The chamber was all too happy in the days running up to the Republican primary last month to remind voters of Scott's premier accomplishment in business: serving as a CEO of a hospital chain that committed massive Medicare fraud and paid a record $1.7 billion fine. By comparison, Sink was a bank executive for 26 years at a giant financial institution and has served four years as Florida's chief financial officer.
More importantly for the chamber's membership, Sink's agenda is in line with the chamber's — not unexpected from a candidate who once served on its board. She's proposed giving business start-ups access to capital by deferring corporate income taxes for the first three years. She wants to offer corporate tax credits to businesses that add jobs, and has joined the call to cut regulatory and permitting red tape. Scott has his own economic plan, but it's less detailed and in some cases, unrealistic.
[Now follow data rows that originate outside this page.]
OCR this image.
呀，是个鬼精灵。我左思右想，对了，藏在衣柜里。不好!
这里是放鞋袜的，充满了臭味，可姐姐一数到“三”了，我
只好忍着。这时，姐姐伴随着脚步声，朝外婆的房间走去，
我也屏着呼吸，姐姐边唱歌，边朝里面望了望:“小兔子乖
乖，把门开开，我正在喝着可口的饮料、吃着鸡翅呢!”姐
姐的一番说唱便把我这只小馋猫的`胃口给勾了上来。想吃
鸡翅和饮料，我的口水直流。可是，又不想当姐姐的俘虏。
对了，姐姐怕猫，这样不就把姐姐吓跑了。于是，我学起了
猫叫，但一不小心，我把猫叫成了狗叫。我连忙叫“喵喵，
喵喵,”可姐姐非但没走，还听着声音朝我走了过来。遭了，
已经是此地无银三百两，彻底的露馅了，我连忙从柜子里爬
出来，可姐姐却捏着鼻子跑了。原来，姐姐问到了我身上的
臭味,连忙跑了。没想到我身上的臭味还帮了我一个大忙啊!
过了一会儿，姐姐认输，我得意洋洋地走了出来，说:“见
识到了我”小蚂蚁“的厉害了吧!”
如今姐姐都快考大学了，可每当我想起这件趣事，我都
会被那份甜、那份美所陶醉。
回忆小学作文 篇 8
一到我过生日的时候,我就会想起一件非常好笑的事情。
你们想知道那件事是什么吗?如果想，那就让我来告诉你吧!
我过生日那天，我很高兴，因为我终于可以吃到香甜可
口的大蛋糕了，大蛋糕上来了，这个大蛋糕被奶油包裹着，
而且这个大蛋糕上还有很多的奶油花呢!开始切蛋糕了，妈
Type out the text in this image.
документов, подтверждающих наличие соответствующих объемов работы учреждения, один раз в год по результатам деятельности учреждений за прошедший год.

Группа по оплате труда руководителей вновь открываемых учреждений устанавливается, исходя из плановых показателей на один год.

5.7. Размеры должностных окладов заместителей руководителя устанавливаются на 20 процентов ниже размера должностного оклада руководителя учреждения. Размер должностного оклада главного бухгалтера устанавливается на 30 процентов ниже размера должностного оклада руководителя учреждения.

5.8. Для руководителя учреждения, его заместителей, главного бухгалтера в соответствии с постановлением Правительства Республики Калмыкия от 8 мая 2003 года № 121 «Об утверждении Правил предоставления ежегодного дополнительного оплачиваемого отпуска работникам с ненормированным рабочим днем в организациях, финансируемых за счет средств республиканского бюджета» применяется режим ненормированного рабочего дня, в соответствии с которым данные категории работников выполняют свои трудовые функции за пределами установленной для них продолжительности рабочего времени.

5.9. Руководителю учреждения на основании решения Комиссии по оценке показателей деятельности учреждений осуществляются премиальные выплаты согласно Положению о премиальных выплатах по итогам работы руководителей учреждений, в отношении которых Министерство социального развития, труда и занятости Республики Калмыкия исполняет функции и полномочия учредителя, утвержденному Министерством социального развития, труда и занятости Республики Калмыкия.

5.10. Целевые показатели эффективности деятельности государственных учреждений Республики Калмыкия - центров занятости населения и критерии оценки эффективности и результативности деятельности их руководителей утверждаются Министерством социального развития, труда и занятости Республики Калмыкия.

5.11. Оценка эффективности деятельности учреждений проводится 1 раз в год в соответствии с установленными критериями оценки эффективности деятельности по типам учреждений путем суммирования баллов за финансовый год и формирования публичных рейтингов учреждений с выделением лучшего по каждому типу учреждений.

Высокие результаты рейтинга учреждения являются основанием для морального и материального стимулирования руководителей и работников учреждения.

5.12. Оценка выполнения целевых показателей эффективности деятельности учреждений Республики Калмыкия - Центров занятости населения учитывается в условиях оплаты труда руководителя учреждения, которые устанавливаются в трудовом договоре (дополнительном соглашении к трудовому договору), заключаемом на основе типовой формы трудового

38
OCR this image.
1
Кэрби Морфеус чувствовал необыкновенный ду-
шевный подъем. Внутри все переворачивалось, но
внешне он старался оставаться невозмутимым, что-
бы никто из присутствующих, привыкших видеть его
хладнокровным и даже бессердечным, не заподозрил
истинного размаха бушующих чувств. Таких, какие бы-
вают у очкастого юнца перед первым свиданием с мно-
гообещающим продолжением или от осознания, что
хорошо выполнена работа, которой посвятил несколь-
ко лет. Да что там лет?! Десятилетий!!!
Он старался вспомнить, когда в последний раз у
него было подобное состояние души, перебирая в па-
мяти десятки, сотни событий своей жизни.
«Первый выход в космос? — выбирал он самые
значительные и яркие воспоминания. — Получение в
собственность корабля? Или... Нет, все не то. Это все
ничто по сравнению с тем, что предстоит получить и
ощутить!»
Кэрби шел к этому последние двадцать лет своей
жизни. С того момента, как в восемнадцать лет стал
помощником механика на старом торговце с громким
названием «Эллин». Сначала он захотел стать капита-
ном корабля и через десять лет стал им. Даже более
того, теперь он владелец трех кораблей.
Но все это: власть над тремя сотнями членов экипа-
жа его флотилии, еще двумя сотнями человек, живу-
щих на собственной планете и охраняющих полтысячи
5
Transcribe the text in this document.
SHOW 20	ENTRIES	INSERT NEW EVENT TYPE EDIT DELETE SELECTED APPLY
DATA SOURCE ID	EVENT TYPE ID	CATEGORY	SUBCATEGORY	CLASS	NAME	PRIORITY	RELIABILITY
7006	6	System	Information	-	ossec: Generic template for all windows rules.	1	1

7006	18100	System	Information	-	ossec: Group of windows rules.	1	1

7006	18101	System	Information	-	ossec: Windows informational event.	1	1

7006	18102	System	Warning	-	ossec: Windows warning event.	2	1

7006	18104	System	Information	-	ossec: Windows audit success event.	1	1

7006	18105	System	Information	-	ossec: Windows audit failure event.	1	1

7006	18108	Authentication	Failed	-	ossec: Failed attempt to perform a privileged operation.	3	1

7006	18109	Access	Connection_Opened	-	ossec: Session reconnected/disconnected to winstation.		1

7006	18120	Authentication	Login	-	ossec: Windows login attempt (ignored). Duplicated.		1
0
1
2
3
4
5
For example, one of the ways he says he'll be able to afford broad property tax cuts is to cut $1 billion from a $2.3 billion prison budget. Exactly how he'll do that without wholesale release of prisoners has yet to be explained.
In justifying the endorsement, Steve Halverson, the chamber chairman, said that Scott's experience creating jobs is "the type of leadership that Florida's economy needs." That's a far cry from the way Scott was portrayed in ads paid for with chamber money during his primary battle with Attorney General Bill McCollum. In just one example, a television ad campaign underwritten with $500,000 from the U.S. Chamber of Commerce denounced Scott as profiting from the "largest Medicare fraud in American history."
Just how did Scott go from notorious scoundrel to the right candidate for governor of the fourth-largest state? In the chamber's view apparently only one answer matters: He's not a Democrat.